Primary Source
To Carolyn Kizer, April 1, 1959
….My two children keep interrupting my train of thought for a cookie, girl scout variety. I have two girls, age 5 ½ and 3 ½, and a good husband who is not the least a poet, and very much a business man – but all in all a happy marriage in the suburbs. I have only been writing for a little over a year. But have really put energy into it and would be no one at all without my new tight little world of poet friends. I am kind of a secret beatnik hiding in the suburbs in my square house on a dull street.

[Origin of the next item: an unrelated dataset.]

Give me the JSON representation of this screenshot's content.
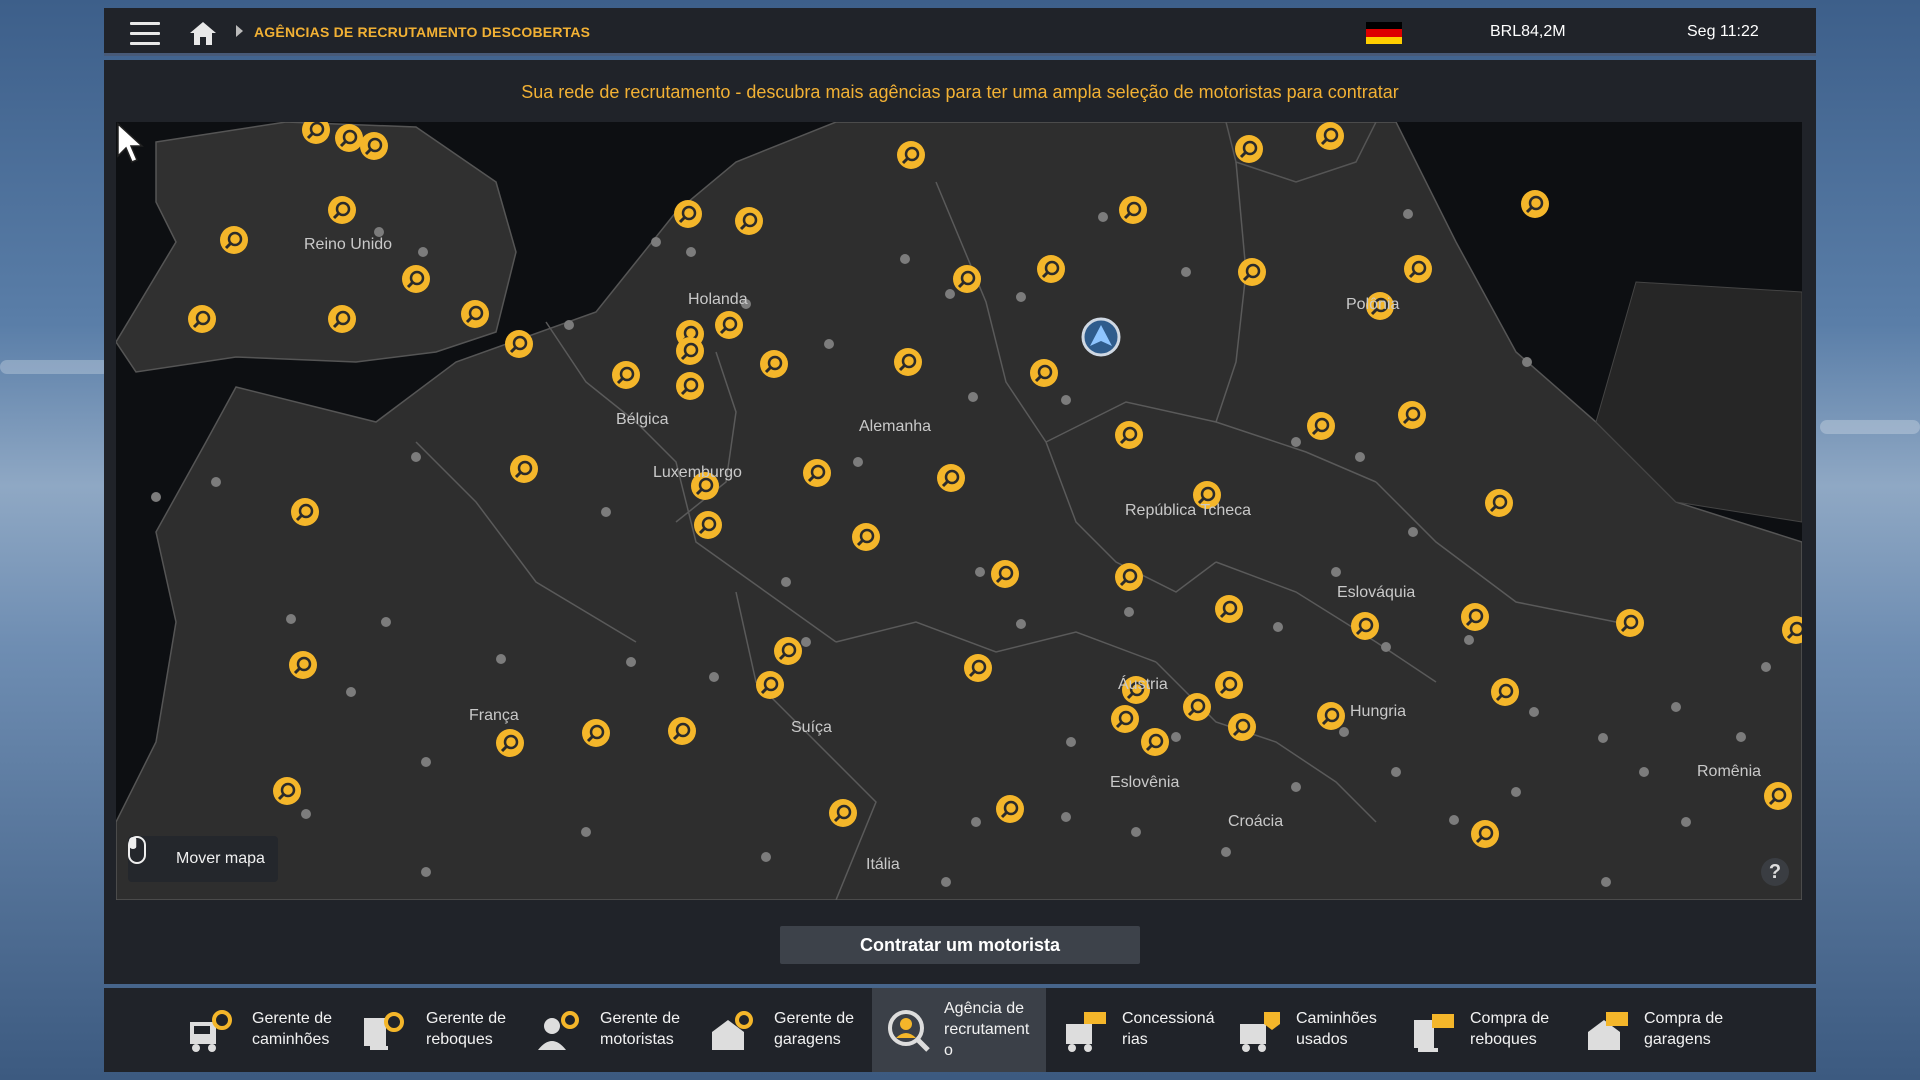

To her daughter, Joy, October 14, 1963
Joy Sexton! You went to the library yourself! Gee whiz, am I happy! Jumping jampots and all that! I can't tell you how happy this makes me. Now you will be free in a way you have never been free. I mean now you can go to the library and find a friend anytime. It is my happiest time almost, the time when I can go to the library. Although the Newton Lower Falls branch doesn't have enough books that I am interested in, still, even there I usually end up taking out three or four books. Of course I might be a little bit silly about books, seeing as I try to write them myself. But long before I ever thought I would write one or even try to write one . . . long ago, when I was your age, I loved most to go to the library alone. To me it is one of the most important steps in growing up.
Quoted in Anne Sexton: A Self-Portrait in Letters, ed. by Lois Ames and Linda Gray Sexton (Houghton-Mifflin, 1992).